A government extremism adviser has admitted during a private meeting that it is wrong to label Extinction Rebellion (XR) supporters as “extreme”, despite the home secretary, Priti Patel, condemning the group as “criminals” who threaten the nation's way of life.

The government adviser was former Labour MP, but now Tory supporter John Woodcock, who sits in the Lords as Lord Walney.

It is reported that during a conversation with XR he accepted that XR was not, per see, extremist. He added that he agreed there was a need for urgent action to address the climate crisis but said:

I have become increasingly convinced of the need to act further and faster than we have. I supported the Labour party's position of declaring a climate emergency [in parliament] but what comes from that is not clear in my mind.
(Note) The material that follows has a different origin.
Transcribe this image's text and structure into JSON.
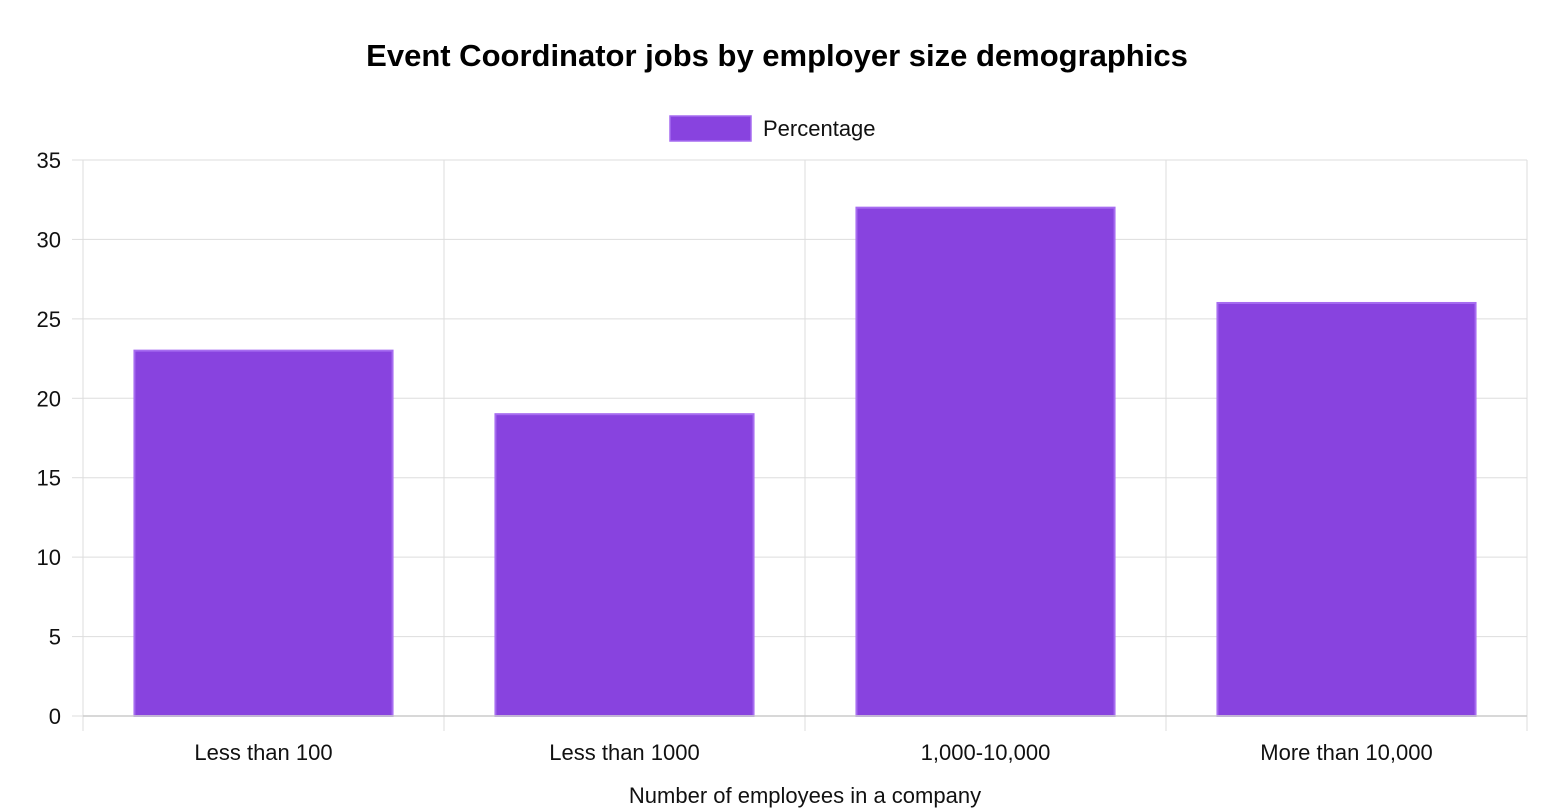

He apparently then speculated on XR harbouring a “far-left” anti-capitalist agenda and said of XR's participatory democracy that:

You can change the form of democracy, make it more participatory, but ultimately the public are not going to accept … the level of economic reduction, which you believe is necessary, and therefore … you will end up in an alternative to democracy itself.

In other words, opposing the form of capitalism that we have that is unquestionably destroying the planet that we are living on is extreme, after all. And representing the will of people is also extreme, apparently, and even anti-democratic.

Woodcock, I am quite sure, does understand all of this.

And I am sure he also knows more than enough about what climate change is all about.

But he also knows that his Tory paymasters require that nothing change.

So he labels those who think that we must change to survive - which is a necessity - as potential extremists after all - not for any logical or factual reason but because he wishes to maintain the neoliberal political and anti-democratic status quo.

As I have already said elsewhere this morning, this is what is not just killing politics in the UK, but quite literally us too.